As for Manning, talking trash about Archie's older son may be in style right now, but the fact remains that if you had put him in Brad Johnson's uniform this season, the Bucs still would have lifted the Lombardi trophy in San Diego. The Bucs won the championship because of their defense -- a unit that was built largely by Dungy. Meanwhile, the man who brought Warren Sapp, Derrick Brooks, Ronde Barber and John Lynch together gets to pick up the pieces left behind by Jim "Playoffs?" Mora.

Maybe Vanderjagt has forgotten the Colts' recent playoff failures, the ones that came while Dungy was perfecting his Cover 2. Evidently the kicker got attached to the man who made the expression "diddly-poo" a part of football vernacular.

Either way, Vanderjagt was out of line with his comments. There's a reason that kickers -- even those as clutch as Vinatieri -- rarely get votes for awards like Super Bowl MVP. Who can name the last four kickers for Super Bowl champions before Vinatieri's kick? If you guessed Matt Stover, Jeff Wilkins, Jason Elam and Ryan Longwell, pat yourself on the back, but the fact remains that these guys really didn't have that big of an impact on the game.
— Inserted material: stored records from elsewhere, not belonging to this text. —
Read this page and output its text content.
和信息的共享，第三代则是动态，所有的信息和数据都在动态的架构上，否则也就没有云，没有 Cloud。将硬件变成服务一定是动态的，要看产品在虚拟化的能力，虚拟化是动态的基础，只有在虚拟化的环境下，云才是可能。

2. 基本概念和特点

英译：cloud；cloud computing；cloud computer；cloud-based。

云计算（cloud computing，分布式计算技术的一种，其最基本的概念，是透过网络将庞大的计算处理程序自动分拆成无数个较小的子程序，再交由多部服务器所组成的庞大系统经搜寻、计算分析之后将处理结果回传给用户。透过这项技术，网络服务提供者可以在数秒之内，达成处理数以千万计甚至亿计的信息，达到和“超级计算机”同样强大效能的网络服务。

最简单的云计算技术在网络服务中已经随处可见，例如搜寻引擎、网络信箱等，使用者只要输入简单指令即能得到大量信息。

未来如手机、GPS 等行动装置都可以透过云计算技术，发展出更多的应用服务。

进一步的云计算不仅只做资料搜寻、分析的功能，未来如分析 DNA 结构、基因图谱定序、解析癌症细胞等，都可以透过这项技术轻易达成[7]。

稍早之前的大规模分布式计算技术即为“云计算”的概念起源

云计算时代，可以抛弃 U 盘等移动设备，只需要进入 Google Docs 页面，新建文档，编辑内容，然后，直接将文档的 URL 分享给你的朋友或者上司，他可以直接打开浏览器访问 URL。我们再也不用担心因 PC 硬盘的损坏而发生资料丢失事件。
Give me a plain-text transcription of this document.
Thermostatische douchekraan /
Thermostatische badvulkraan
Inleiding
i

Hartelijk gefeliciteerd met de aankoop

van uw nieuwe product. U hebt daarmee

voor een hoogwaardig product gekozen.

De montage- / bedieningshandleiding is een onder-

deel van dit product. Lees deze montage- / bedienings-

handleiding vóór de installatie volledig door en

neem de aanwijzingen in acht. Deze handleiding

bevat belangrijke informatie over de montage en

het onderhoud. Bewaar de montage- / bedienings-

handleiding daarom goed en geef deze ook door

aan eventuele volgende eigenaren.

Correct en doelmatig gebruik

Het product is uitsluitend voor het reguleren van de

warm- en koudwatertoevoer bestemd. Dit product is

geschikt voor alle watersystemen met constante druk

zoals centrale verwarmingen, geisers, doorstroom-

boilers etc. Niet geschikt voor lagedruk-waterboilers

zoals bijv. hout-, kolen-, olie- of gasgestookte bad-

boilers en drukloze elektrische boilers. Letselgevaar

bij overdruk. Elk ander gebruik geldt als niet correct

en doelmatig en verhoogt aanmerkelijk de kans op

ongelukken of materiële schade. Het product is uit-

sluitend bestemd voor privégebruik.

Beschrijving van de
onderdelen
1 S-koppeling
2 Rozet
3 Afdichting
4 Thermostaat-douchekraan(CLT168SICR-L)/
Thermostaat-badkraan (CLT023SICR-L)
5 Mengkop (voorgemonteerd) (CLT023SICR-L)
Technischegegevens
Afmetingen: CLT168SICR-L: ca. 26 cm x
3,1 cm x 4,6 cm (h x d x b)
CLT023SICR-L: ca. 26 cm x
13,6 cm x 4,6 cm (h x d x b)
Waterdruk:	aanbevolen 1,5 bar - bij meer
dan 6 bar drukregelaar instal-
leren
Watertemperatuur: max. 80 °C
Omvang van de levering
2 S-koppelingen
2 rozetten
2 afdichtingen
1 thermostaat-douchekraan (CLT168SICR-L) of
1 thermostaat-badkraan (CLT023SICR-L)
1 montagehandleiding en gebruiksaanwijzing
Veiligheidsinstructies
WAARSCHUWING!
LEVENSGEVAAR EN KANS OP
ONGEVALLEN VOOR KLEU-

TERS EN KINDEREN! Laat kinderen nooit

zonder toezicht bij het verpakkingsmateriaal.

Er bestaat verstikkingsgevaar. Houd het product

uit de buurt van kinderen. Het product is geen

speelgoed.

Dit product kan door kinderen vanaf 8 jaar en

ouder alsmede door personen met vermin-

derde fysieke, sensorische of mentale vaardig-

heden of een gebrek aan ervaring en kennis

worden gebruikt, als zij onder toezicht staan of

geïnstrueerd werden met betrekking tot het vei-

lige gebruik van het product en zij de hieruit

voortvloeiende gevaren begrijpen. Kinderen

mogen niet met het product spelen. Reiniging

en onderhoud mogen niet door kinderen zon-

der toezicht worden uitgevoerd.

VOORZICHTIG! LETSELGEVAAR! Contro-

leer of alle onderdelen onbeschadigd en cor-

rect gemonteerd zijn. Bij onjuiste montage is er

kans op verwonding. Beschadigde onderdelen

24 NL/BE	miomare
And they are Super Bowl champions -- an honor that Vanderjagt will never reach if he continues to badmouth the real engines behind the team that has taken him to the playoffs three of the past four seasons.

Whether Vanderjagt can patch things up with Manning -- who aptly returned fire, calling his placekicker "an idiot" -- and Dungy remains to be seen. What you can count on, however, is the Indianapolis Colts making it to the playoffs next season, with or without Vanderjagt. Dungy and Manning will be there, adding to their impressive resumes. Manning is capable of winning the Super Bowl. Dungy is capable of building a championship team -- he already did just that in Tampa. And let's be honest, Mike Vanderjagt is a top-caliber kicker. In fact, he's the most accurate kicker in NFL history. But there are plenty of other kickers out there who could help the Colts win the Super Bowl. After the past week, no one could blame them if they decide to try their luck with another one.